I am having issues executing the K-Nearest Neighbor node.

Terrell_Freeman · February 13, 2025, 11:55pm

rfeigel · February 14, 2025, 12:35am

Can you provide some detail and the error you’re getting? What version of KAP are you using? If you can share your workflow that would help. Make sure the data is downloaded with the workflow and not stored on your computer.

ScottF · February 14, 2025, 9:23pm

I can immediately see that both input ports of the node are not connected. Both training (top) and test (bottom) sets are required.

Terrell_Freeman · February 14, 2025, 10:11pm

I connected it and it only shows 50 rows. Here’s what I’m trying to accomplish:

You have been asked to build a classification model to help predict machine failure. Using the “Failure Rate” dataset, build a classification model using the k-Nearest Neighbor technique in KNIME. Then, using the model, predict whether machines will failure for 50 records of input data.

Training/Test Model

Use “hours_run” and “avg_hours_between_maint” as the input variables. Use “failure” as the target variable (note that 0 = no failure, and 1 = failure).

For the Excel Reader node, exclude the “model_version” field from the data import operation.

Use a Normalizer node to normalize the “hours_run” and “avg_hours_between_maint” fields to be between 0 and 1.

Use a Partition node with an 70/30 partition (i.e., 70% Training; 30% Test) for records 1-300.

Then, create the model using the Training data from the Partition Node. Use the k-Nearest Neighbor node.

Attach a Scorer node to the k-Nearest Neighbor node in order to evaluate the model’s accuracy (note that this node only evaluates the results of the n=90 Test data). Attach a Table node to the second output port of the Scorer node.
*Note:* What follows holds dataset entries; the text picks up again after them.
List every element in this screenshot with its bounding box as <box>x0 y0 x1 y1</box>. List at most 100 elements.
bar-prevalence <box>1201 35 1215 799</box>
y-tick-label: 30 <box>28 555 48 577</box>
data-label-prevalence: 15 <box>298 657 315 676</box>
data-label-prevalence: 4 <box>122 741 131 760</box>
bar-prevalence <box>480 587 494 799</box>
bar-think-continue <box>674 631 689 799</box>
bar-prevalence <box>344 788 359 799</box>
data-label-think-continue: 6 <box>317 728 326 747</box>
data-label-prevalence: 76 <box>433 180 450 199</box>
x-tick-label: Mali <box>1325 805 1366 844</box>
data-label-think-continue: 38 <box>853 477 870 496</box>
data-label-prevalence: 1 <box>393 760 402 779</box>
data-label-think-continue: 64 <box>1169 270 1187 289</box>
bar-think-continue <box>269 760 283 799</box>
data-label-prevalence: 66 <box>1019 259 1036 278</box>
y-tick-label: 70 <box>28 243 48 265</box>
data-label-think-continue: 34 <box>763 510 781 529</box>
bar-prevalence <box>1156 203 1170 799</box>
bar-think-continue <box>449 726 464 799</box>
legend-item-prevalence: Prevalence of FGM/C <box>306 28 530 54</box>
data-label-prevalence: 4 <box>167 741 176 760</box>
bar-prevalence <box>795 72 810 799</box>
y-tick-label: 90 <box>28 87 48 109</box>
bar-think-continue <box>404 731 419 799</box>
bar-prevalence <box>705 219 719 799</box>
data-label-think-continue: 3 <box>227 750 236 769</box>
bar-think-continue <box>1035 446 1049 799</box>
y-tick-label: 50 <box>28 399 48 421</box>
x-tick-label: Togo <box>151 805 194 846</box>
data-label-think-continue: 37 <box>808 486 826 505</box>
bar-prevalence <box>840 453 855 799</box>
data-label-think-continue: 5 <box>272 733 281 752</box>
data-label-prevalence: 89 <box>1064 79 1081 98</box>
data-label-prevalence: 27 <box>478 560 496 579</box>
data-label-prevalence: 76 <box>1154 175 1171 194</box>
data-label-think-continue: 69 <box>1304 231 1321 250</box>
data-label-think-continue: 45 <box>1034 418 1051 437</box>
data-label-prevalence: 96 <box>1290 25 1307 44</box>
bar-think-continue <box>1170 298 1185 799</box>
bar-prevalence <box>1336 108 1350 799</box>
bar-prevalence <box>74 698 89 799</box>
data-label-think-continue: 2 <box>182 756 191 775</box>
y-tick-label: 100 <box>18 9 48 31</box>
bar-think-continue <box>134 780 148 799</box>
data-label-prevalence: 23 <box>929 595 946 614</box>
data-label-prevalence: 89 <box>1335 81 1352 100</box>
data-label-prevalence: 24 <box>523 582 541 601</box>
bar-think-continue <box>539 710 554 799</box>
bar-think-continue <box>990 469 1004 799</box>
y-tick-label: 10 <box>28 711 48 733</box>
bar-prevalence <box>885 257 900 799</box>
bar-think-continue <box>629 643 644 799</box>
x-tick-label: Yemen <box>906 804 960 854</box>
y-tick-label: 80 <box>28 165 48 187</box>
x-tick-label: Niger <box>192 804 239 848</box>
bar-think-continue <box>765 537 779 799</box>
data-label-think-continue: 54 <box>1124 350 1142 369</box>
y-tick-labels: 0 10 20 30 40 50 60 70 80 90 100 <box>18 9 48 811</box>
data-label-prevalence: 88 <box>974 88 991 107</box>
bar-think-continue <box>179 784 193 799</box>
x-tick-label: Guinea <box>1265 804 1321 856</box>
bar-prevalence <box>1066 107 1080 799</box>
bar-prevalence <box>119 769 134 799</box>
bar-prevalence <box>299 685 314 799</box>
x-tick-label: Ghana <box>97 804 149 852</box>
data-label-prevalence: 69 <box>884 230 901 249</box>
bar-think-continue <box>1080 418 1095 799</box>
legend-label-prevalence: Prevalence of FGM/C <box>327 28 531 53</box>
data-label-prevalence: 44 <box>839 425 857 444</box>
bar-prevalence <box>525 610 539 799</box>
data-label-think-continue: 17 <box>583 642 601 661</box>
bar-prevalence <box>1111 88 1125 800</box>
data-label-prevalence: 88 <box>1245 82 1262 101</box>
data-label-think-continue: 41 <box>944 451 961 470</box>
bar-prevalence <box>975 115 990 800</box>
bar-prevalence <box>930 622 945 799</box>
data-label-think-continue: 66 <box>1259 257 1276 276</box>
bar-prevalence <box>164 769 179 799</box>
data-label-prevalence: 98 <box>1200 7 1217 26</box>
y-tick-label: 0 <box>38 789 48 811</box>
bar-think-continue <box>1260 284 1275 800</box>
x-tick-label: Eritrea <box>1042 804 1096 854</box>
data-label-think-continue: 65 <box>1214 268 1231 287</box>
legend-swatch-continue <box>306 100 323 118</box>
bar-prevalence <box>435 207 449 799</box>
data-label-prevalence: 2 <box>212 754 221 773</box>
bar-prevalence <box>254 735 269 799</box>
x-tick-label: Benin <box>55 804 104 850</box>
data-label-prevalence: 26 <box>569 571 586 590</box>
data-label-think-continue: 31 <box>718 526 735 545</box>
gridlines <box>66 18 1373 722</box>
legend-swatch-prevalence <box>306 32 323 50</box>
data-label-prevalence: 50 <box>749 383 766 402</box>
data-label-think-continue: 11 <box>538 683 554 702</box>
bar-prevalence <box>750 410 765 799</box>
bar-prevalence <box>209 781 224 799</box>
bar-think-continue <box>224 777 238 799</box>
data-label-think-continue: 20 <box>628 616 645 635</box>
Take note of the overall accuracy value. Run the model for k values from 3 to 6. Select the base k value based on the highest accuracy value.

Predictions on the n=50 Data

After running the Training/Test model and ascertaining the optimal k value, create another workflow (in the same KNIME file) to predict machine failure for the rest of the records on the dataset, i.e., for records 301-350. Setup the workflow as shown in the attached “K-Nearest Neighbor Algorithm, Prediction Workflow” document.

Attach a Table node to the k-Nearest Neighbor node to view the predicted results. Sort by the appropriate column to show those records whose machines are predicted to fail at the top of the list.

rfeigel · February 14, 2025, 10:39pm

Youre more likely to get help if you share your current workflow with data. The assignment description is useful but insufficent.

Terrell_Freeman · February 14, 2025, 11:11pm

BIT-445-RS-Failure-Rate.xlsx (31.2 KB)
BIT-445-T4K-NearestNeighborAlgorithmPredictionWorkflow.docx (73.5 KB)

rfeigel · February 15, 2025, 4:55am

See if this gets you started. Accuracy and Cohen’s kappa are pretty good.

Terrell_Freeman · February 15, 2025, 11:09am

@rfeigel,

Thanks! I really appreciate it. I was really stuck for a while.

rfeigel · February 15, 2025, 2:02pm

Please mark solved if this worked for you.

Badie · February 16, 2025, 8:23pm

Dear Sir,
I hope all is well and safe.
I would appreciate it if someone could help me so that the prediction result does not return to its origin (denormalization) (shear strength ). I tried more times but failed
KNIME_project (denormalization ANN).knwf (104.3 KB)

rfeigel · February 16, 2025, 9:58pm

You should move this to a new post.

system · February 23, 2025, 9:58pm

This topic was automatically closed 7 days after the last reply. New replies are no longer allowed.